The library scales linearly as expected. As a matter of facts, each MPI process saves its own file(s) thus the speedup is maximum. The linearity is lost when then number of MPI processes becomes higher than 12 being the number of cores available for this benchmark (12 Cores Intel(R) Xeon(R) CPU X5650 @ 2.67GHz). The compiling options are not relevant, these results have been obtained in DEBUG mode with OpenMPI 1.6 + Intel Fortran 13.0.0.

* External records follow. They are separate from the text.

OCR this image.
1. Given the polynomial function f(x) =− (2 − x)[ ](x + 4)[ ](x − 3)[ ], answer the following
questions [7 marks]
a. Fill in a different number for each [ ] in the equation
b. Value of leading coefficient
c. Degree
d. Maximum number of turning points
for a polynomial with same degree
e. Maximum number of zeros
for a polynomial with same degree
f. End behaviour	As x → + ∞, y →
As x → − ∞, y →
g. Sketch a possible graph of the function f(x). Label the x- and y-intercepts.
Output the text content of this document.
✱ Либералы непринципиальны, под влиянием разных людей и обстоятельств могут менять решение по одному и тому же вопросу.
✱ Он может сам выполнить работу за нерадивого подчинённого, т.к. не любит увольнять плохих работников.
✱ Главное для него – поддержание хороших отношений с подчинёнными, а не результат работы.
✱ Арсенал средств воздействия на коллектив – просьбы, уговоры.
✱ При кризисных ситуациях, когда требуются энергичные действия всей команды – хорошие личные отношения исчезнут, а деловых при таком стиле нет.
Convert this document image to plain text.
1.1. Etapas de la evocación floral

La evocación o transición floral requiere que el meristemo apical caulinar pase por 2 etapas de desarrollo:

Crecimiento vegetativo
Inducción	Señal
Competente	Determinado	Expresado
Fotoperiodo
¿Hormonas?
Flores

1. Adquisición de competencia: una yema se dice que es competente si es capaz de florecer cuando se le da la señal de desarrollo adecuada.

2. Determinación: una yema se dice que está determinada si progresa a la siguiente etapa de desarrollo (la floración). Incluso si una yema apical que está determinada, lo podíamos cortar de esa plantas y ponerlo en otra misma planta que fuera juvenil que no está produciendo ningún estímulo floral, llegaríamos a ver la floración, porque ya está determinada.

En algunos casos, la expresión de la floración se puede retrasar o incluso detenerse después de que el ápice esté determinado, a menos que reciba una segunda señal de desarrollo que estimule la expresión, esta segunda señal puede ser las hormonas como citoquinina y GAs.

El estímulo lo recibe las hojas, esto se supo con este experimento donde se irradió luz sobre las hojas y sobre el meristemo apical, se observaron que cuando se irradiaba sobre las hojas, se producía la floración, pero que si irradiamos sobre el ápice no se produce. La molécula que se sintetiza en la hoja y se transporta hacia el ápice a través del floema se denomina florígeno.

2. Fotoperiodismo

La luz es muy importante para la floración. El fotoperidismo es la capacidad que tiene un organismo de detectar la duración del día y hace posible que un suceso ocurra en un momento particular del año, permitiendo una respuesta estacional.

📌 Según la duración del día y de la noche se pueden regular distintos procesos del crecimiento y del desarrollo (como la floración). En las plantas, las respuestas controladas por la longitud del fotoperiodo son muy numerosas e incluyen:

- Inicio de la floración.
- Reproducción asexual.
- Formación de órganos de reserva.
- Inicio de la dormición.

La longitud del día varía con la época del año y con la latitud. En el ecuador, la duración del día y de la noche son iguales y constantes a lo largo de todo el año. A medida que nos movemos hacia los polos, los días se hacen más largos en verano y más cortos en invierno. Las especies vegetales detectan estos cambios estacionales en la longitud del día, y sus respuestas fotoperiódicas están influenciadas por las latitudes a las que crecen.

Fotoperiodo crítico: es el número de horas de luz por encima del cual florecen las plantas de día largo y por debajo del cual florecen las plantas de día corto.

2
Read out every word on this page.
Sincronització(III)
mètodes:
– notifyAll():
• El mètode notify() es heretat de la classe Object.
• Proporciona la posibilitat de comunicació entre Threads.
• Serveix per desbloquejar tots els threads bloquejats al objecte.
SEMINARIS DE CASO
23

This result is interesting for all the applications where "1 file for 1 MPI process" is reasonable because it optimizes the IO performance. Obviously, for high number of MPI processes (order of thousands) this is not a good strategy (it produces thousands of files) whereas a MPI2 IO strategy should be preferable.

OpenMP Benchmark

The Test_Driver program contains a procedure, test_openmp, for assessing the scalability of Lib_VTK_IO into OpenMP parallel framework. The bash script openmp_benchmark.sh can be used to repeat the benchmark many with varying the number of OpenMP threads in order to asses the speedup of the library (the Test_Driver program must be compiled with OPENMP=yes option):

./mpi_benchmark.sh -ni 10 -nf 32 -nt 32

This will test the saving of a PStructuredGrid file partitioned into (-nf) 32 blocks/files, varying the number of OpenMP threads from 1 to 32 with a step of 2 and each benchmark is repeated 10 times and the averaged results are saved. The results are echoed to stdout and also into openmp_speedup.dat file, where also the normalized (with respect the serial performance) results are saved. The figure below reports the normalized elapsed time as the number of OpenMP threads varies. Both x and y are log scaled in order to emphasizes the linearity of the speedup up to 12 OpenMP threads.

openmp speedup

The library scales linearly as expected. As a matter of facts, each OpenMP threads saves its own file(s) thus the speedup is maximum. The linearity is lost when then number of OpenMP threads becomes higher than 12 being the number of cores available for this benchmark (12 Cores Intel(R) Xeon(R) CPU X5650 @ 2.67GHz). The compiling options are not relevant, these results have been obtained in DEBUG mode with Intel Fortran 13.0.0.